2. Uruchamiamy WinUAE. Emulator automatycznie wyszuka dostępne pliki Kickstart i poinformuje, które z nich zostaną wykorzystane.
W opcjach emulatora przechodzimy na zakładkę »Configurations« i wybieramy »AmigaSYS 4 for WinUAE 1.4.6 or later«. Klikamy »Load«. Przechodzimy na zakładkę »ROM« i wybieramy z listy »Main ROM file« Kickstart 3.0 lub 3.1. Wracamy na zakładkę »Configurations«, wybieramy »Save«, a następnie klikamy »Start«.
3. Emulator rozpoczyna ładowanie systemu operacyjnego. Na tym etapie musimy zadbać o skopiowanie z wirtualnych dyskietek niezbędnych do pracy Amiga OS 3.x plików. Wybieramy opcję »Workbench C=3.0« lub »Workbench C=3.1« w zależności od posiadanego zestawu dyskietek. Wkładamy do napędu dyskietkę “Workbench”, naciskając klawisz [F12], a następnie na zakładce »Floppy drivers« obok nazwy »DF0:« klikamy przycisk »..« i wskazujemy obraz dyskietki “Workbench”. Klikamy »OK«, by powrócić do okna emulatora. Naciskamy klawisz [Enter].
4. W kolejnym kroku wybieramy wersję językową instalatora, klikając przycisk »4-PL«. Następnie określamy rozdzielczość ekranu Amiga OS, wybierając np. przycisk »1024×768 – 32 bit«.
5. Wybieramy wersję językową Workbencha, klikając przycisk »Polish«. Instalator poprosi nas o włożenie dyskietki “Extras”. Naciskamy [F12], następnie na zakładce »Floppy drivers« obok nazwy »DF0:« klikamy przycisk »..« i wskazujemy obraz dyskietki »Extras«. Klikamy »OK« i naciskamy [Enter].

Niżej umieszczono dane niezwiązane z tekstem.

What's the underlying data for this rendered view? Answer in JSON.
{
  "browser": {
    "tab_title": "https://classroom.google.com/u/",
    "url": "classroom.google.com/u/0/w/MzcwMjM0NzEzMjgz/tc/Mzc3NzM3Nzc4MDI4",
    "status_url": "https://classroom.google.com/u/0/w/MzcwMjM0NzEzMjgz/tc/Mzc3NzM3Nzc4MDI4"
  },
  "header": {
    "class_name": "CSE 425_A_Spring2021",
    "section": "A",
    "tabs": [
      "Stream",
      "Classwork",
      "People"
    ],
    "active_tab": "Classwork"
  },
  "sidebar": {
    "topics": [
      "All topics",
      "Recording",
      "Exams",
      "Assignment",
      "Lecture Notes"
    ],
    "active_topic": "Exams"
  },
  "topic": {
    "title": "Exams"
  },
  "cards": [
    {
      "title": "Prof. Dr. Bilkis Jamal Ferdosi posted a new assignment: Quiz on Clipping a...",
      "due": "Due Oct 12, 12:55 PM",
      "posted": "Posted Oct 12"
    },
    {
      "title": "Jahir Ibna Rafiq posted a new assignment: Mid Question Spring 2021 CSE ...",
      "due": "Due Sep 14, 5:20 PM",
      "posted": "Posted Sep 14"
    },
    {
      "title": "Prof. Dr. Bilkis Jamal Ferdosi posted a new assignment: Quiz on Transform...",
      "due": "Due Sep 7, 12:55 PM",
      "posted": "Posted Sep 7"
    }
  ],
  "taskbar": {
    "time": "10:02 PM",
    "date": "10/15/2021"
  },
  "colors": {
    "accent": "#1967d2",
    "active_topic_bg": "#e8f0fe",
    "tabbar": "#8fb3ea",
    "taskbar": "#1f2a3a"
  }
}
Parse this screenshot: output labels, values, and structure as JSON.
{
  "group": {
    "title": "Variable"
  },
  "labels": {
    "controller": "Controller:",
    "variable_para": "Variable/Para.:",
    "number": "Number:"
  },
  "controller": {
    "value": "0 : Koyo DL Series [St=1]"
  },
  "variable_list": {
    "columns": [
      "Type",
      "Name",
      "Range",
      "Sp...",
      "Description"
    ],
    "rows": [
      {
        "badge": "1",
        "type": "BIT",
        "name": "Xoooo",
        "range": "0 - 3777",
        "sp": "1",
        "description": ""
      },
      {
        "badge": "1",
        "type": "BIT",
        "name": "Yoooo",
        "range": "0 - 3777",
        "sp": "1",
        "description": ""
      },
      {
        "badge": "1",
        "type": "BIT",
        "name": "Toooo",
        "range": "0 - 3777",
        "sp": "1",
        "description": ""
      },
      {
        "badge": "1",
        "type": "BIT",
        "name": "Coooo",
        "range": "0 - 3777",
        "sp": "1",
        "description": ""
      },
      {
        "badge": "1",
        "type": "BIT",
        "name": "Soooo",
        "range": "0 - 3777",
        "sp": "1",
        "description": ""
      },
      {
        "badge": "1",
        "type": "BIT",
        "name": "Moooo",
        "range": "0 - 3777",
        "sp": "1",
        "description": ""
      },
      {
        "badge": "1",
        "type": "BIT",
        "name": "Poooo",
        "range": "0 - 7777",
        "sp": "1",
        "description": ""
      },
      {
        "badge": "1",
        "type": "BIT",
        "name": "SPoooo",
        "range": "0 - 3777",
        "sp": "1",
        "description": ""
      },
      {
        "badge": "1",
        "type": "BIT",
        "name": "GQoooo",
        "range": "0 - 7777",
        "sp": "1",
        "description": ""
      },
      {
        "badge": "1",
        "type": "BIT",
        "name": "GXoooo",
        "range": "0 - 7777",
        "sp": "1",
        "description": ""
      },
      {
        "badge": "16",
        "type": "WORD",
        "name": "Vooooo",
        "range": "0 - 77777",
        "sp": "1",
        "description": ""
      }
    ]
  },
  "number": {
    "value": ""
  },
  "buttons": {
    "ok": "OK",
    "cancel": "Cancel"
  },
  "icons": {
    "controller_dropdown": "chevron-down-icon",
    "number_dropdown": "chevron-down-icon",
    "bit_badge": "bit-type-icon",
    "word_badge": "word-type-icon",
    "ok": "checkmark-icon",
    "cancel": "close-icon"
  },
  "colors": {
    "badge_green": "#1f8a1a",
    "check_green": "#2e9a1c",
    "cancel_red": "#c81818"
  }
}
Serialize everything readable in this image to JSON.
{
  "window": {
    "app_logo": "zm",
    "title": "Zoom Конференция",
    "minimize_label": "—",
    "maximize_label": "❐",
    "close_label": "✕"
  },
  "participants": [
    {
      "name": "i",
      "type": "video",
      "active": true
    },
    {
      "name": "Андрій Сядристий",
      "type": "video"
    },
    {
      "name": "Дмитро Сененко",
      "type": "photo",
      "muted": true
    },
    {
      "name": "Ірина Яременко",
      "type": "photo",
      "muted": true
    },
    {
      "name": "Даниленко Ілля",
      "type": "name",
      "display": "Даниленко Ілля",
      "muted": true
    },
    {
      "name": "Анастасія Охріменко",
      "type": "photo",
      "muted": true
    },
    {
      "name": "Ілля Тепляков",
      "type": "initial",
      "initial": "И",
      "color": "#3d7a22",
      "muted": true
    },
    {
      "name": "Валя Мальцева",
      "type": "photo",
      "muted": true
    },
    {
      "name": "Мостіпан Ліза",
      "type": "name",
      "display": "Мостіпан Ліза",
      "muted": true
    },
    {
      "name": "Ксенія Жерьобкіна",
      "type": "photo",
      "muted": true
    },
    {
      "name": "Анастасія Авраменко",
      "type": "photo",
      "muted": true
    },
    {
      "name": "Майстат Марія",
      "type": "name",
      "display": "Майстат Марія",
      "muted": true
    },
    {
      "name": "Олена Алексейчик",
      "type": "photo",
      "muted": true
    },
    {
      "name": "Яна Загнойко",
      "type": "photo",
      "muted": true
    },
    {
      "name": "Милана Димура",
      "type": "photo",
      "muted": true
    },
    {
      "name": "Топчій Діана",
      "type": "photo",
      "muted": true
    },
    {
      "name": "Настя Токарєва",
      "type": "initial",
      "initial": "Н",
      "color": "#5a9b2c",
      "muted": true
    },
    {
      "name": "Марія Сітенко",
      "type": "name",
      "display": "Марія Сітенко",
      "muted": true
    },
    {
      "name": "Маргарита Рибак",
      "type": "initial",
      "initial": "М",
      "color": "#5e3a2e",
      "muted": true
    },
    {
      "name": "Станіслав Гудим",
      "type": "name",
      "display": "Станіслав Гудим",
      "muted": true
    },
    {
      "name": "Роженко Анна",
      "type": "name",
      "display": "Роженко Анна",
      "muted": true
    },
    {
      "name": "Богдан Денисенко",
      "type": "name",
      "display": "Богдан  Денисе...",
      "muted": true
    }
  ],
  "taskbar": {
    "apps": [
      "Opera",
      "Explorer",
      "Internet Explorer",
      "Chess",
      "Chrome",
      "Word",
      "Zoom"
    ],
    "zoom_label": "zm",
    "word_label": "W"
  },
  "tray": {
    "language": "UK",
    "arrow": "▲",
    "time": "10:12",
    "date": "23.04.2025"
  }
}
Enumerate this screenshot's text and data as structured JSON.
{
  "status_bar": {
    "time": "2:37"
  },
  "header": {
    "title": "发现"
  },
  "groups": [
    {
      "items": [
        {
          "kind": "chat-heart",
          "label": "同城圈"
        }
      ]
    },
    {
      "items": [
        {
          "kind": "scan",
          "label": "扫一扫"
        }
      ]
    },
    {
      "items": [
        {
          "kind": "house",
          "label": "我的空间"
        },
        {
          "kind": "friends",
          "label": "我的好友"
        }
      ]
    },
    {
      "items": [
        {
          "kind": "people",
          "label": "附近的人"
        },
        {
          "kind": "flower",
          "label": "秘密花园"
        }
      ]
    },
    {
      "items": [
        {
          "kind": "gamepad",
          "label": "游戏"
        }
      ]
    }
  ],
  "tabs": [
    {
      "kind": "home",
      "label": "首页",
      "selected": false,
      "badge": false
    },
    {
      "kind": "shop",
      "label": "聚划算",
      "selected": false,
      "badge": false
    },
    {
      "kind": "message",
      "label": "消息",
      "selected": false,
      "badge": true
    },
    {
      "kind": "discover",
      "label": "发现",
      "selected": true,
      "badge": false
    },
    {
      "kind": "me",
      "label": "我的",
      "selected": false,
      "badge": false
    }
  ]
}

6. Instalator AmigaSYS skopiuje niezbędne pliki na plikopartycję zawierającą system operacyjny Amigi i poinformuje nas o konieczności wyjęcia z wirtualnego napędu dyskietki “Extras”. Naciskamy [F12], wybieramy zakładkę »Floppy drivers« i obok nazwy »DF0:« klikamy przycisk »Eject«. Klikamy »OK« i naciskamy [Enter], by zrestartować emulator. Wirtualna Amiga jest gotowa do pracy.